La cabeza —continúa García— vivió de este modo doce minutos y el cuerpo del mismo, después de estar inmóvil, presentó otro fenómeno de vitalidad. Un tal Bernardino Olid, capitán allegado al general Oribe y uno de los hombres más feroces y carniceros, sacó el cuchillo y observando la blancura y delicado cutis de Avellaneda, dijo «de este cuero quiero una manea», y dando un tajo todo a lo largo del cuerpo del decapitado señaló la piel, haciendo correr por el lomo lentamente el cuchillo: el cadáver se enderezó nuevamente apoyado en las palmas de las manos y hasta donde le es posible a un hombre vivo levantarse en esa actitud, se mantuvo por más de tres minutos; finalmente Olid corrió nuevamente el cuchillo y sacó la lonja para la manea; el cadáver ya no se movió.

Este Bernardino Olid u Oliden estuvo luego a cargo de la jefatura política de Maldonado, Uruguay. Sarmiento lo tenía entre ceja y ceja porque no le había querido vender en 1851 la manea y el fiador. Cinco años más tarde exigía desde Buenos Aires la deposición del cargo y la extradición de dicho capitán.
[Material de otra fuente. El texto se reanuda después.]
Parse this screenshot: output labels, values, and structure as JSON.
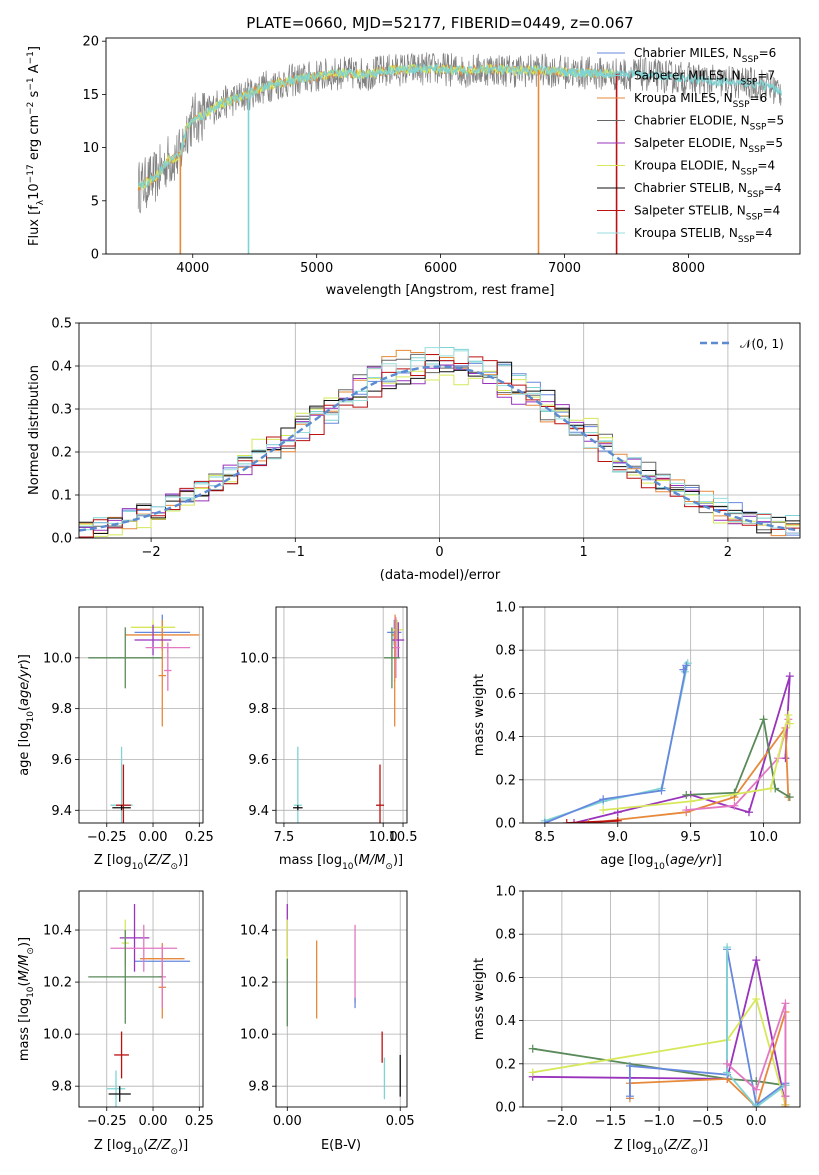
{
  "colors": {
    "chabrier_miles": "#6688dd",
    "salpeter_miles": "#7fd3d3",
    "kroupa_miles": "#e6893a",
    "chabrier_elodie": "#666666",
    "salpeter_elodie": "#9933bb",
    "kroupa_elodie": "#d6e85a",
    "chabrier_stelib": "#111111",
    "salpeter_stelib": "#bb1111",
    "kroupa_stelib": "#99dddd",
    "pink": "#e377c2",
    "green": "#5a8a5a",
    "data": "#808080",
    "normal": "#5b8bd0"
  },
  "chart_data": [
    {
      "id": "spectrum",
      "type": "line",
      "title": "PLATE=0660, MJD=52177, FIBERID=0449, z=0.067",
      "xlabel": "wavelength [Angstrom, rest frame]",
      "ylabel": "Flux [fλ10⁻¹⁷ erg cm⁻² s⁻¹ A⁻¹]",
      "xlim": [
        3300,
        8900
      ],
      "ylim": [
        0,
        20.3
      ],
      "xticks": [
        4000,
        5000,
        6000,
        7000,
        8000
      ],
      "yticks": [
        0,
        5,
        10,
        15,
        20
      ],
      "continuum": {
        "x": [
          3560,
          3600,
          3700,
          3800,
          3900,
          3950,
          4000,
          4100,
          4200,
          4400,
          4600,
          4800,
          5000,
          5200,
          5400,
          5600,
          5800,
          6000,
          6200,
          6400,
          6600,
          6800,
          7000,
          7200,
          7400,
          7600,
          7800,
          8000,
          8200,
          8400,
          8600,
          8750
        ],
        "y": [
          6.3,
          6.5,
          7.2,
          8.8,
          9.3,
          11.8,
          12.6,
          13.2,
          14.0,
          14.8,
          15.8,
          16.3,
          16.7,
          17.0,
          16.9,
          17.3,
          17.4,
          17.4,
          17.2,
          17.4,
          17.2,
          17.3,
          17.1,
          17.0,
          16.9,
          16.9,
          16.7,
          16.5,
          16.2,
          16.1,
          15.9,
          15.3
        ]
      },
      "data_noise_amplitude": 1.6,
      "data_xrange": [
        3560,
        8750
      ],
      "model_xrange": [
        3560,
        7400
      ],
      "dropouts": [
        {
          "x": 3900,
          "color": "#e6893a"
        },
        {
          "x": 4450,
          "color": "#7fd3d3"
        },
        {
          "x": 6790,
          "color": "#e6893a"
        },
        {
          "x": 7420,
          "color": "#bb1111"
        }
      ],
      "legend_position": "right",
      "legend": [
        {
          "label": "Chabrier MILES, N",
          "sub": "SSP",
          "n": "=6",
          "color": "#6688dd"
        },
        {
          "label": "Salpeter MILES, N",
          "sub": "SSP",
          "n": "=7",
          "color": "#7fd3d3"
        },
        {
          "label": "Kroupa MILES, N",
          "sub": "SSP",
          "n": "=6",
          "color": "#e6893a"
        },
        {
          "label": "Chabrier ELODIE, N",
          "sub": "SSP",
          "n": "=5",
          "color": "#666666"
        },
        {
          "label": "Salpeter ELODIE, N",
          "sub": "SSP",
          "n": "=5",
          "color": "#9933bb"
        },
        {
          "label": "Kroupa ELODIE, N",
          "sub": "SSP",
          "n": "=4",
          "color": "#d6e85a"
        },
        {
          "label": "Chabrier STELIB, N",
          "sub": "SSP",
          "n": "=4",
          "color": "#111111"
        },
        {
          "label": "Salpeter STELIB, N",
          "sub": "SSP",
          "n": "=4",
          "color": "#bb1111"
        },
        {
          "label": "Kroupa STELIB, N",
          "sub": "SSP",
          "n": "=4",
          "color": "#99dddd"
        }
      ]
    },
    {
      "id": "residuals",
      "type": "line",
      "xlabel": "(data-model)/error",
      "ylabel": "Normed distribution",
      "xlim": [
        -2.5,
        2.5
      ],
      "ylim": [
        0,
        0.5
      ],
      "xticks": [
        -2,
        -1,
        0,
        1,
        2
      ],
      "yticks": [
        0.0,
        0.1,
        0.2,
        0.3,
        0.4,
        0.5
      ],
      "grid": true,
      "bin_width": 0.1,
      "hist_spread": 0.028,
      "normal_curve": {
        "label": "𝒩(0, 1)",
        "color": "#5b8bd0",
        "style": "dashed"
      },
      "legend_position": "top-right"
    },
    {
      "id": "age_vs_Z",
      "type": "scatter",
      "xlabel": "Z [log₁₀(Z/Z⊙)]",
      "ylabel": "age  [log₁₀(age/yr)]",
      "xlim": [
        -0.4,
        0.27
      ],
      "ylim": [
        9.35,
        10.2
      ],
      "xticks": [
        -0.25,
        0.0,
        0.25
      ],
      "yticks": [
        9.4,
        9.6,
        9.8,
        10.0
      ],
      "grid": true,
      "points": [
        {
          "x": 0.05,
          "y": 10.1,
          "ex": 0.15,
          "ey": 0.07,
          "color": "#6688dd"
        },
        {
          "x": 0.05,
          "y": 10.09,
          "ex": 0.2,
          "ey": 0.06,
          "color": "#e6893a"
        },
        {
          "x": 0.05,
          "y": 9.93,
          "ex": 0.02,
          "ey": 0.2,
          "color": "#e6893a"
        },
        {
          "x": 0.0,
          "y": 10.12,
          "ex": 0.12,
          "ey": 0.03,
          "color": "#d6e85a"
        },
        {
          "x": 0.0,
          "y": 10.07,
          "ex": 0.1,
          "ey": 0.06,
          "color": "#9933bb"
        },
        {
          "x": 0.08,
          "y": 10.04,
          "ex": 0.12,
          "ey": 0.02,
          "color": "#e377c2"
        },
        {
          "x": 0.08,
          "y": 9.95,
          "ex": 0.02,
          "ey": 0.08,
          "color": "#e377c2"
        },
        {
          "x": -0.15,
          "y": 10.0,
          "ex": 0.2,
          "ey": 0.12,
          "color": "#5a8a5a"
        },
        {
          "x": -0.17,
          "y": 9.42,
          "ex": 0.06,
          "ey": 0.23,
          "color": "#7fd3d3"
        },
        {
          "x": -0.16,
          "y": 9.42,
          "ex": 0.04,
          "ey": 0.16,
          "color": "#bb1111"
        },
        {
          "x": -0.17,
          "y": 9.41,
          "ex": 0.05,
          "ey": 0.01,
          "color": "#111111"
        }
      ]
    },
    {
      "id": "age_vs_mass",
      "type": "scatter",
      "xlabel": "mass [log₁₀(M/M⊙)]",
      "ylabel": "",
      "xlim": [
        7.3,
        10.6
      ],
      "ylim": [
        9.35,
        10.2
      ],
      "xticks": [
        7.5,
        10.0,
        10.5
      ],
      "yticks": [
        9.4,
        9.6,
        9.8,
        10.0
      ],
      "grid": true,
      "points": [
        {
          "x": 10.28,
          "y": 10.1,
          "ex": 0.18,
          "ey": 0.05,
          "color": "#6688dd"
        },
        {
          "x": 10.3,
          "y": 10.09,
          "ex": 0.08,
          "ey": 0.08,
          "color": "#e6893a"
        },
        {
          "x": 10.29,
          "y": 9.91,
          "ex": 0.02,
          "ey": 0.18,
          "color": "#e6893a"
        },
        {
          "x": 10.35,
          "y": 10.11,
          "ex": 0.15,
          "ey": 0.04,
          "color": "#d6e85a"
        },
        {
          "x": 10.38,
          "y": 10.07,
          "ex": 0.15,
          "ey": 0.07,
          "color": "#9933bb"
        },
        {
          "x": 10.32,
          "y": 10.04,
          "ex": 0.1,
          "ey": 0.12,
          "color": "#e377c2"
        },
        {
          "x": 10.22,
          "y": 10.0,
          "ex": 0.2,
          "ey": 0.12,
          "color": "#5a8a5a"
        },
        {
          "x": 7.85,
          "y": 9.42,
          "ex": 0.1,
          "ey": 0.23,
          "color": "#7fd3d3"
        },
        {
          "x": 9.92,
          "y": 9.42,
          "ex": 0.1,
          "ey": 0.16,
          "color": "#bb1111"
        },
        {
          "x": 7.85,
          "y": 9.41,
          "ex": 0.12,
          "ey": 0.01,
          "color": "#111111"
        }
      ]
    },
    {
      "id": "weight_vs_age",
      "type": "line",
      "xlabel": "age  [log₁₀(age/yr)]",
      "ylabel": "mass weight",
      "xlim": [
        8.35,
        10.25
      ],
      "ylim": [
        0.0,
        1.0
      ],
      "xticks": [
        8.5,
        9.0,
        9.5,
        10.0
      ],
      "yticks": [
        0.0,
        0.2,
        0.4,
        0.6,
        0.8,
        1.0
      ],
      "grid": true,
      "series": [
        {
          "color": "#7fd3d3",
          "x": [
            8.5,
            8.9,
            9.3,
            9.48,
            9.46
          ],
          "y": [
            0.01,
            0.1,
            0.16,
            0.74,
            0.7
          ]
        },
        {
          "color": "#6688dd",
          "x": [
            8.5,
            8.9,
            9.3,
            9.47,
            9.45
          ],
          "y": [
            0.0,
            0.11,
            0.15,
            0.73,
            0.71
          ]
        },
        {
          "color": "#9933bb",
          "x": [
            8.7,
            9.0,
            9.5,
            9.9,
            10.18,
            10.15
          ],
          "y": [
            0.0,
            0.05,
            0.13,
            0.05,
            0.68,
            0.3
          ]
        },
        {
          "color": "#e6893a",
          "x": [
            8.8,
            9.47,
            9.8,
            10.15,
            10.17
          ],
          "y": [
            0.0,
            0.05,
            0.12,
            0.44,
            0.12
          ]
        },
        {
          "color": "#e377c2",
          "x": [
            9.47,
            9.8,
            10.1,
            10.17
          ],
          "y": [
            0.06,
            0.08,
            0.3,
            0.48
          ]
        },
        {
          "color": "#5a8a5a",
          "x": [
            9.47,
            9.8,
            10.0,
            10.08,
            10.18
          ],
          "y": [
            0.13,
            0.14,
            0.48,
            0.16,
            0.12
          ]
        },
        {
          "color": "#d6e85a",
          "x": [
            8.9,
            9.5,
            10.05,
            10.17,
            10.18
          ],
          "y": [
            0.06,
            0.1,
            0.16,
            0.5,
            0.46
          ]
        },
        {
          "color": "#bb1111",
          "x": [
            8.65,
            9.0
          ],
          "y": [
            0.0,
            0.01
          ]
        }
      ]
    },
    {
      "id": "mass_vs_Z",
      "type": "scatter",
      "xlabel": "Z [log₁₀(Z/Z⊙)]",
      "ylabel": "mass [log₁₀(M/M⊙)]",
      "xlim": [
        -0.4,
        0.27
      ],
      "ylim": [
        9.72,
        10.55
      ],
      "xticks": [
        -0.25,
        0.0,
        0.25
      ],
      "yticks": [
        9.8,
        10.0,
        10.2,
        10.4
      ],
      "grid": true,
      "points": [
        {
          "x": 0.05,
          "y": 10.28,
          "ex": 0.15,
          "ey": 0.02,
          "color": "#6688dd"
        },
        {
          "x": 0.05,
          "y": 10.29,
          "ex": 0.12,
          "ey": 0.06,
          "color": "#e6893a"
        },
        {
          "x": 0.05,
          "y": 10.18,
          "ex": 0.02,
          "ey": 0.12,
          "color": "#e6893a"
        },
        {
          "x": -0.1,
          "y": 10.37,
          "ex": 0.08,
          "ey": 0.13,
          "color": "#9933bb"
        },
        {
          "x": -0.15,
          "y": 10.35,
          "ex": 0.02,
          "ey": 0.09,
          "color": "#d6e85a"
        },
        {
          "x": -0.05,
          "y": 10.33,
          "ex": 0.18,
          "ey": 0.09,
          "color": "#e377c2"
        },
        {
          "x": 0.05,
          "y": 10.22,
          "ex": 0.02,
          "ey": 0.12,
          "color": "#e377c2"
        },
        {
          "x": -0.15,
          "y": 10.22,
          "ex": 0.2,
          "ey": 0.18,
          "color": "#5a8a5a"
        },
        {
          "x": -0.17,
          "y": 9.92,
          "ex": 0.04,
          "ey": 0.09,
          "color": "#bb1111"
        },
        {
          "x": -0.2,
          "y": 9.79,
          "ex": 0.05,
          "ey": 0.07,
          "color": "#7fd3d3"
        },
        {
          "x": -0.18,
          "y": 9.77,
          "ex": 0.06,
          "ey": 0.03,
          "color": "#111111"
        }
      ]
    },
    {
      "id": "mass_vs_ebv",
      "type": "scatter",
      "xlabel": "E(B-V)",
      "ylabel": "",
      "xlim": [
        -0.005,
        0.053
      ],
      "ylim": [
        9.72,
        10.55
      ],
      "xticks": [
        0.0,
        0.05
      ],
      "xtick_labels": [
        "0.00",
        "0.05"
      ],
      "yticks": [
        9.8,
        10.0,
        10.2,
        10.4
      ],
      "grid": true,
      "points": [
        {
          "x": 0.0,
          "y": 10.4,
          "ex": 0.0,
          "ey": 0.1,
          "color": "#9933bb"
        },
        {
          "x": 0.0,
          "y": 10.33,
          "ex": 0.0,
          "ey": 0.11,
          "color": "#d6e85a"
        },
        {
          "x": 0.0,
          "y": 10.16,
          "ex": 0.0,
          "ey": 0.13,
          "color": "#5a8a5a"
        },
        {
          "x": 0.013,
          "y": 10.21,
          "ex": 0.0,
          "ey": 0.15,
          "color": "#e6893a"
        },
        {
          "x": 0.03,
          "y": 10.27,
          "ex": 0.0,
          "ey": 0.15,
          "color": "#e377c2"
        },
        {
          "x": 0.03,
          "y": 10.12,
          "ex": 0.0,
          "ey": 0.02,
          "color": "#6688dd"
        },
        {
          "x": 0.042,
          "y": 9.95,
          "ex": 0.0,
          "ey": 0.06,
          "color": "#bb1111"
        },
        {
          "x": 0.043,
          "y": 9.83,
          "ex": 0.0,
          "ey": 0.08,
          "color": "#7fd3d3"
        },
        {
          "x": 0.05,
          "y": 9.84,
          "ex": 0.0,
          "ey": 0.08,
          "color": "#111111"
        }
      ]
    },
    {
      "id": "weight_vs_Z",
      "type": "line",
      "xlabel": "Z [log₁₀(Z/Z⊙)]",
      "ylabel": "mass weight",
      "xlim": [
        -2.4,
        0.45
      ],
      "ylim": [
        0.0,
        1.0
      ],
      "xticks": [
        -2.0,
        -1.5,
        -1.0,
        -0.5,
        0.0
      ],
      "yticks": [
        0.0,
        0.2,
        0.4,
        0.6,
        0.8,
        1.0
      ],
      "grid": true,
      "series": [
        {
          "color": "#5a8a5a",
          "x": [
            -2.3,
            -0.3,
            0.0,
            0.3,
            0.3
          ],
          "y": [
            0.27,
            0.13,
            0.12,
            0.1,
            0.0
          ]
        },
        {
          "color": "#9933bb",
          "x": [
            -2.3,
            -0.3,
            0.0,
            0.3,
            0.3
          ],
          "y": [
            0.14,
            0.13,
            0.68,
            0.01,
            0.05
          ]
        },
        {
          "color": "#d6e85a",
          "x": [
            -2.3,
            -0.3,
            0.0,
            0.3
          ],
          "y": [
            0.16,
            0.31,
            0.5,
            0.01
          ]
        },
        {
          "color": "#e6893a",
          "x": [
            -1.3,
            -1.3,
            -0.3,
            0.0,
            0.3,
            0.3
          ],
          "y": [
            0.04,
            0.11,
            0.13,
            0.0,
            0.44,
            0.0
          ]
        },
        {
          "color": "#6688dd",
          "x": [
            -1.3,
            -1.3,
            -0.3,
            -0.3,
            0.0,
            0.3
          ],
          "y": [
            0.05,
            0.19,
            0.15,
            0.73,
            0.01,
            0.11
          ]
        },
        {
          "color": "#7fd3d3",
          "x": [
            -0.3,
            -0.3,
            0.0,
            0.3
          ],
          "y": [
            0.74,
            0.16,
            0.0,
            0.1
          ]
        },
        {
          "color": "#e377c2",
          "x": [
            -0.3,
            0.0,
            0.3,
            0.3
          ],
          "y": [
            0.2,
            0.08,
            0.48,
            0.05
          ]
        }
      ]
    }
  ]
}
El nuevo gobernador de Tucumán, don Celedonio Gutiérrez (tío de Uladislao Gutiérrez, aquel amante de Camila O’Gorman), decretó la erección de una pirámide en honor a Juan Manuel de Rosas, Manuel Oribe y del ejército confederado del Norte. El monumento permaneció en pie durante veinte años. En 1862, ya con la victoria de Mitre en los campos de Pavón, el nuevo gobierno tucumano del presbítero don José María del Campo, ordenó la demolición de la pirámide. El coronel Juan Elías, que había sido edecán de Lavalle, pronunció un discurso al momento en que “la pirámide caía con estrépito, en medio de las aclamaciones de todo el pueblo reunido en la plaza a gozar de su triunfo”.
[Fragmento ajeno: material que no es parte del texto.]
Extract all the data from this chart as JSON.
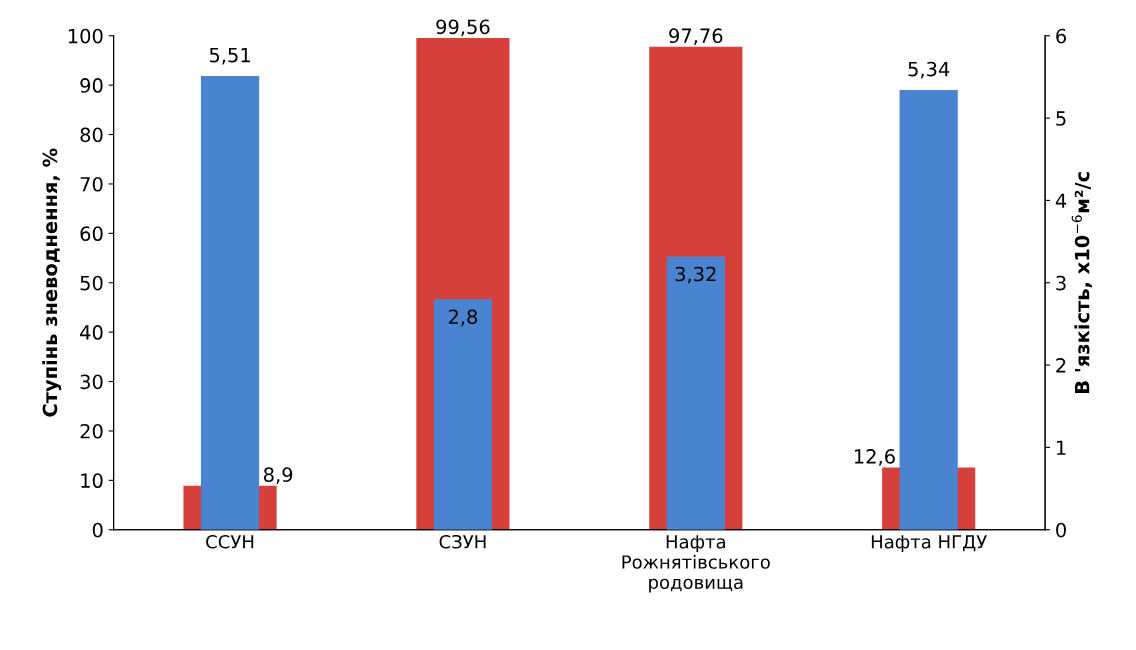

El coronel Mariano Maza fue el verdugo de Avellaneda. Era hermano de Ramón e hijo de Manuel Vicente Maza, ambos ejecutados por orden de Rosas al haber estado involucrados en un complot contra el dictador. Mariano Maza quedó, por lazos familiares, en una posición demasiado incómoda. Preocupado por demostrar su celo federal fue él el encargado de degollar, unos meses después, a los gobernadores de la Liga del Norte, Marco Avellaneda de Tucumán y José Cubas de Catamarca.

Luego de Caseros, Mariano Maza se exilió en el Uruguay. En 1879, el dictador de la República Oriental, general Latorre, encargó a un pintor un retrato de Marco Avellaneda para regalárselo a su hijo Nicolás, a la sazón presidente argentino. Latorre envió a llamar al coronel Maza y le mostró el retrato. Según un cronista de la época, Latorre le preguntó si conocía al retratado.

—Sí señor, es el retrato del padre del actual presidente argentino.

—Pués prepárese usted para ir a llevarlo. Lo envío de regalo a mi colega de la otra banda (y junto con el cuadro Latorre le ofrecía a Maza en bandeja).

Maza se excusó, no sin cierta razón, alegando que no se sentía la persona más competente para llevarlo. Competente o no, Latorre le ordenó llevarlo al día siguiente en el primer barco a Buenos Aires.

"Al día siguiente —dice el relato— corrió la noticia de que el coronel Maza había fallecido víctima de un ataque de apoplejía fulminante".

Esta es la quinta nota de la serie El cuerpo de Goliat.